How will the nuclear race in the Middle East end?

Despite Iran's expected procrastination, some of which is legitimate given recent events and the poor performance of the IAEA Director General, Rafael Grossi, the situation and the pressure on Iran will not subside without the full implementation of IAEA safeguards on Iran’s nuclear programmes. Ahmad Abdel Rahman reports from Egypt.

The US and Israeli attacks on Iran and the targeting of its nuclear facilities have numerous repercussions However, these will depend on the extent of the damage to Iran's nuclear programmes and will only become clear after the evidence and results.

There is no doubt that Iranian losses were much greater than Israel's. We know that Israel deliberately conceals its losses because its ability to withstand the psychological pressure of Israeli society is probably less than Iran’s. Moreover, in the recent attacks on Israel, Iran targeted sites within cities for the first time.

Nonetheless, Israel is still expected to raise questions about Iranian programmes and policies, while reserving the right to take military initiative and target Iranian sites. Israel is creating controlled areas of tension with Iran and in the Middle East, with the aim of maintaining internal unity and Western support for its positions.

Israel will also focus on the issue of uranium enrichment, while addressing various aspects of military capabilities. It will also reserve its right to use force across borders, which has been one of Israel's most significant achievements in recent months, especially since it occurs without accountability from the international community.

What will the US do?

Future US positions remain unclear. If the dangers of the Iranian nuclear programme are eliminated, it is preferable for the US to avoid direct military operations except within the narrowest limits. Israel will maintain the upper hand, with a security arm in the region, while being aware its actions always carry the risk of drawing the US into military confrontation. Important elements to consider when determining Israel's position include ensuring a ban on Iranian nuclear enrichment is in place and providing transparency for the Iranian nuclear programme through extensive inspection procedures and international safeguards.

Iran could do several things, including continuing with uranium enrichment, or handing over highly enriched material. However, Iran considers this would be surrendering to the United States and, according to statements by the Iranian Supreme Leader, rules it out. However, it is not in Iran's interest to enter into another direct military confrontation, given the significant human, material, and political losses it has suffered.

It's only natural for Arab and Gulf states to be concerned about recent events and prepare for various scenarios. These include the possibility of nuclear leaks, hidden military nuclear programmes, or renewed conflicts with Israel and their impact on Gulf security. All these worry the Gulf States. Therefore, they are preparing so they are preparing to confront these possibilities, in terms of developing preventive capabilities, national security, and technology.

These concerns and reviews extend to the countries of the Levant and Egypt, because a military-technological clash between Iran in the Gulf and Israel in northwest Asia would have widespread repercussions in the Levant and North Africa.

Iran’s future

What is certain is that it will be difficult to curb the current Israeli government's aggressive regional outlook. This is made worse by biased American positions. However, it is imperative to attempt to limit the dangers and repercussions of these events by removing the nuclear equation as much as possible from the conflict. This requires addressing the Iranian situation, nuclear threats, and the real obstacle to finding lasting peace in the region, namely Israel.

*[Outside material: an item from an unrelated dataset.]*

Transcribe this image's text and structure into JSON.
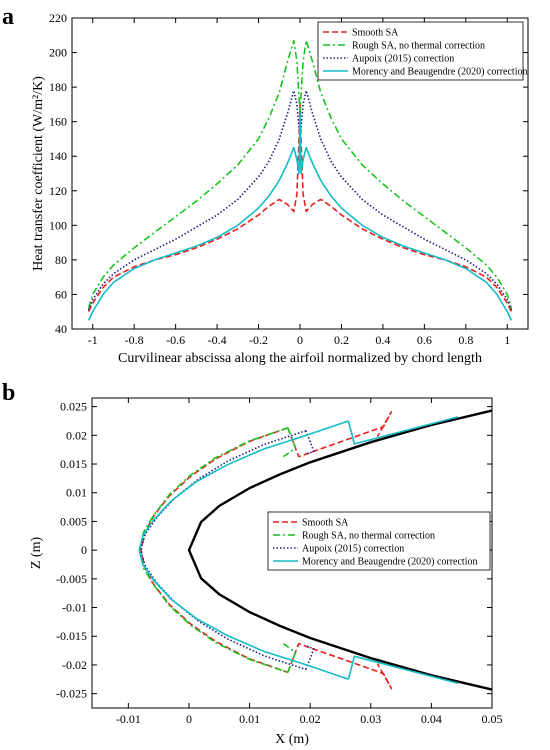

This must be done before matters spiral completely out of control and the region witnesses the growth of hidden military nuclear programmes.

Despite Iran's expected procrastination, some of which is legitimate given recent events and the poor performance of the IAEA Director General, Rafael Grossi, there will be no end to the situation or pressure on Iran without the full resumption of IAEA inspection safeguards on Iran's nuclear programmes. The Iranians have learned a lesson from Trump's withdrawal from the nuclear agreement in 2018, and they now have a sense of mistrust toward Washington. They want to gauge the US administration's intentions before deciding to enter into direct negotiations.

There will also be the need to clarify the fate of nuclear material that is enriched to 60 percent. Will this enrichment be halted or reduced within Iranian borders. There are also Israeli and American demands that controls be imposed on Iran's ballistic and military capabilities.

Iran is a party to the Nuclear Non-Proliferation Treaty (NPT) and has accepted additional inspection procedures at its facilities. It has the legal right to enrich uranium within the limits specified in the treaty and its safeguards and inspection mechanisms. No state has the right to use force against it simply because of a disagreement over its policies.

The only Middle Eastern state refusing to join the NPT is Israel. Its nuclear facilities are not subject to inspection. It has uranium enrichment facilities and is likely to possess numerous nuclear weapons and air and ballistic missile delivery vehicles. Israel’s programme is the most dangerous to the security and stability of the region and could create a race to develop military technology in the Middle East.